The flip side of ensuring that courses are better aligned with employer demand is to show students the sorts of career pathways that could open up to them after graduation. To help facilitate this, QAA has been hoping to develop a digital graduate career planning tool for adult Access to HE learners, including an integrated career search tool. By partnering with Emsi, this goal is set to become a reality through an API, which allows education providers to seamlessly integrate regional LMI into their website, and connect it directly back to courses.

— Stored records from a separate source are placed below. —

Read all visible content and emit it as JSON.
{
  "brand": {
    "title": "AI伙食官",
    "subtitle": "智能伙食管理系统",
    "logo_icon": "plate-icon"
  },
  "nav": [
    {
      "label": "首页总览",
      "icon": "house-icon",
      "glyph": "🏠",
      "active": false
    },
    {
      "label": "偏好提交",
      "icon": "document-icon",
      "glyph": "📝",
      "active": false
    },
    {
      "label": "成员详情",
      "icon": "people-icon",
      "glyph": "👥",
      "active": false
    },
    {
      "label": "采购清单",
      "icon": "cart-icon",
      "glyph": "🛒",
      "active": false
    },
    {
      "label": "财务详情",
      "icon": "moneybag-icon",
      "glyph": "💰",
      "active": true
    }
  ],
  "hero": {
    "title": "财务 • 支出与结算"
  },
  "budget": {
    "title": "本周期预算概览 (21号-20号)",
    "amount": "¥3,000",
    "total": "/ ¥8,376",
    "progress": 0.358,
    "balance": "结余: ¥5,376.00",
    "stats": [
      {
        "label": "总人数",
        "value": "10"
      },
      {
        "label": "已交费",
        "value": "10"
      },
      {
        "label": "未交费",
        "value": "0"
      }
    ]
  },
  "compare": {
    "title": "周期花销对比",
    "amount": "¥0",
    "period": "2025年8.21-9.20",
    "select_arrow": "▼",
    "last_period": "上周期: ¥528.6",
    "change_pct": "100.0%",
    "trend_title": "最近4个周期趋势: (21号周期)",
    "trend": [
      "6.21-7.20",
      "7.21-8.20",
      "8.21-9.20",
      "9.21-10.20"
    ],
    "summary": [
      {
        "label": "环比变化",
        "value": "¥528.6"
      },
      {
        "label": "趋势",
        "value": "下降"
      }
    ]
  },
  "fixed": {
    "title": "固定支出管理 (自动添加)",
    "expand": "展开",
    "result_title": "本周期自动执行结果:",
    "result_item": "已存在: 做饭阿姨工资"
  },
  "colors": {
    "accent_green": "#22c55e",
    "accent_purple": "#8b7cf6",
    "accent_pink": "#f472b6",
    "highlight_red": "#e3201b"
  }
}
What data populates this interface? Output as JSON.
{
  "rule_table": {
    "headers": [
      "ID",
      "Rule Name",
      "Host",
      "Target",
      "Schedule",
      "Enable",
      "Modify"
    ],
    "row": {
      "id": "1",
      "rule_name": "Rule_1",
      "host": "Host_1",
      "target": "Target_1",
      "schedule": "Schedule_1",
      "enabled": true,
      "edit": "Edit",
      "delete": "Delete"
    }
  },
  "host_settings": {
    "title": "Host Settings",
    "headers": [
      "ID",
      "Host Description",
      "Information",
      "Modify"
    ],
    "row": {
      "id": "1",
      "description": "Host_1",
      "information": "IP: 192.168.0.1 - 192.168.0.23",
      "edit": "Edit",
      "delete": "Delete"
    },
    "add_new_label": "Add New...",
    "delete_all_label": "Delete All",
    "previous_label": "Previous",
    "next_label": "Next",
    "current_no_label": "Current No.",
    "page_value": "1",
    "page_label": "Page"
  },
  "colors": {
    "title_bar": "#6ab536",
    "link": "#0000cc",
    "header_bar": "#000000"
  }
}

This will give QAA a powerful and compelling way to empower people to make good career decisions, by offering them both solid regional careers insight — including occupation demand, salary expectations, and transferable skills — and linking this back to related courses to show how a particular course can set them on a particular career pathway.
Increasing their voice
One of QAA’s priorities is to provide focused and relevant content to stakeholders, which it does through its website and social media, with plans to also add a programme of webinars. Alongside other tools and the organisation’s own research, the intention is to use Emsi data in these communications, to engage stakeholders with robust and reliable information about demand for skills in their labour market.
According to Julie Mizon, QAA’s Access Manager, at a time when UK Higher Education is really coming under pressure to find solutions to the lack of connectivity between education and industry, the partnership with Emsi promises to be an exciting one:
“Employers, students and government have all been demanding more from universities in terms of ensuring that the education they provide leads to good employment outcomes. We really believe that the kind of regional data offered by Emsi can play a big part in meeting this challenge, and so we are really excited about the many ways QAA can use it to achieve our vision.”